The boss of Ozempic maker Novo Nordisk lost his job yesterday after its share price plunged amid intensifying competition in the multi-billion pound fat jab market.
Lars Fruergaard Jorgensen is being forced out after the Danish firm’s board came under pressure from the foundation that controls the company.
The shake-up follows Novo’s leading position in the fat jab market – estimated to be worth more than £110billion by the next decade – coming under threat.
The company, best known for its Wegovy and Ozempic brands, faces stiff competition from US rival Eli Lilly, which makes Zepbound, marketed in Britain as Mounjaro.
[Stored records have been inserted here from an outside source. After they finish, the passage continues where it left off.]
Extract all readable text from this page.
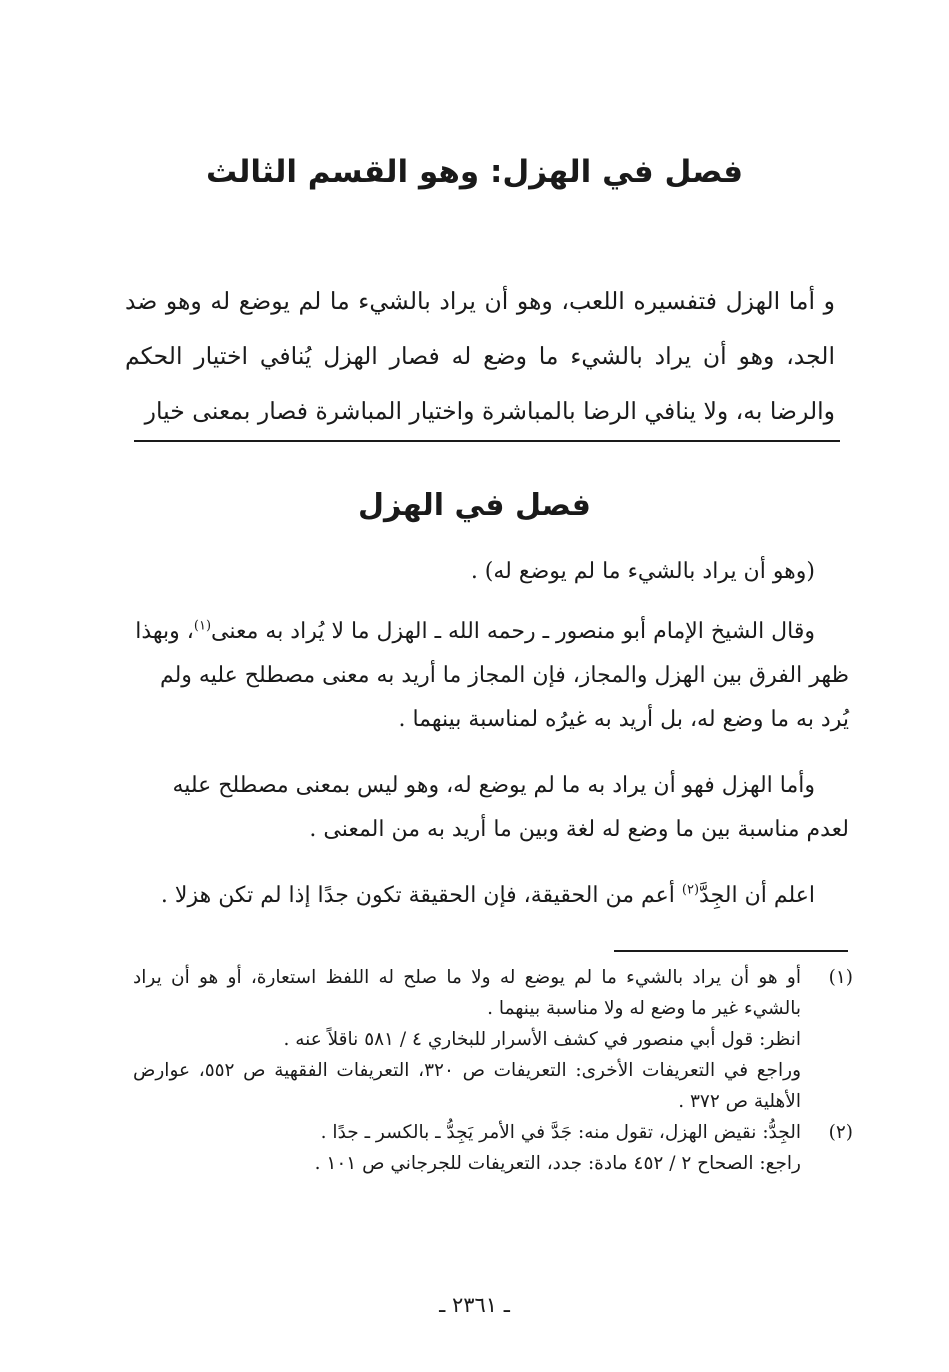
فصل في الهزل: وهو القسم الثالث
و أما الهزل فتفسيره اللعب، وهو أن يراد بالشيء ما لم يوضع له وهو ضد الجد، وهو أن يراد بالشيء ما وضع له فصار الهزل يُنافي اختيار الحكم والرضا به، ولا ينافي الرضا بالمباشرة واختيار المباشرة فصار بمعنى خيار
فصل في الهزل

(وهو أن يراد بالشيء ما لم يوضع له) .

وقال الشيخ الإمام أبو منصور ـ رحمه الله ـ الهزل ما لا يُراد به معنى$^{(١)}$، وبهذا ظهر الفرق بين الهزل والمجاز، فإن المجاز ما أريد به معنى مصطلح عليه ولم يُرد به ما وضع له، بل أريد به غيرُه لمناسبة بينهما .

وأما الهزل فهو أن يراد به ما لم يوضع له، وهو ليس بمعنى مصطلح عليه لعدم مناسبة بين ما وضع له لغة وبين ما أريد به من المعنى .

اعلم أن الجِدَّ$^{(٢)}$ أعم من الحقيقة، فإن الحقيقة تكون جدًا إذا لم تكن هزلا .

(١)

أو هو أن يراد بالشيء ما لم يوضع له ولا ما صلح له اللفظ استعارة، أو هو أن يراد بالشيء غير ما وضع له ولا مناسبة بينهما .

انظر: قول أبي منصور في كشف الأسرار للبخاري ٤ / ٥٨١ ناقلاً عنه .

وراجع في التعريفات الأخرى: التعريفات ص ٣٢٠، التعريفات الفقهية ص ٥٥٢، عوارض الأهلية ص ٣٧٢ .

(٢)

الجِدُّ: نقيض الهزل، تقول منه: جَدَّ في الأمر يَجِدُّ ـ بالكسر ـ جدًا .

راجع: الصحاح ٢ / ٤٥٢ مادة: جدد، التعريفات للجرجاني ص ١٠١ .

ـ ٢٣٦١ ـ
Mounjaro has become known as the ‘King Kong’ of slimming jabs, leading to increasing fears that Eli Lilly will overtake Novo.
Jorgensen, 58, expressed shock at the decision to fire him, adding: ‘I did not see this coming.’

Tough at the top: Lars Fruergaard Jorgensen is being forced out
His departure comes after eight years in charge that have seen Novo’s sales, profit and share price almost triple as it became the world’s leader in fat jabs. The company temporarily became Europe’s most valuable.
It was worth around £460billion last June but the share price performance has since deteriorated sharply and it is now valued at less than half that – at about £166billion. Novo said Jorgensen was being axed due to ‘recent market challenges [the firm] has been facing and the development of the company’s share price since mid-2024’.
The board – led by BP chairman Helge Lund – has come under pressure from the Novo Nordisk Foundation, which controls the majority of voting rights in the company.
Jorgensen will stay on as boss ‘for a period to support a smooth transition to new leadership’.
The move comes after new weekly prescriptions for Eli Lilly’s Zepbound drug overtook those of Novo’s Wegovy in the US, its biggest market, for the first time in March.
Earlier this month, Novo cut its 2025 sales and profit forecasts for the first time since the launch of Wegovy four years ago.
Danske Bank’s Carsten Lonborg Madsen said: ‘It just feels like there’s something that has gone pretty wrong here.’
But analysts at JP Morgan said yesterday: ‘We believe this reflects decisive action from the Novo Nordisk Foundation.’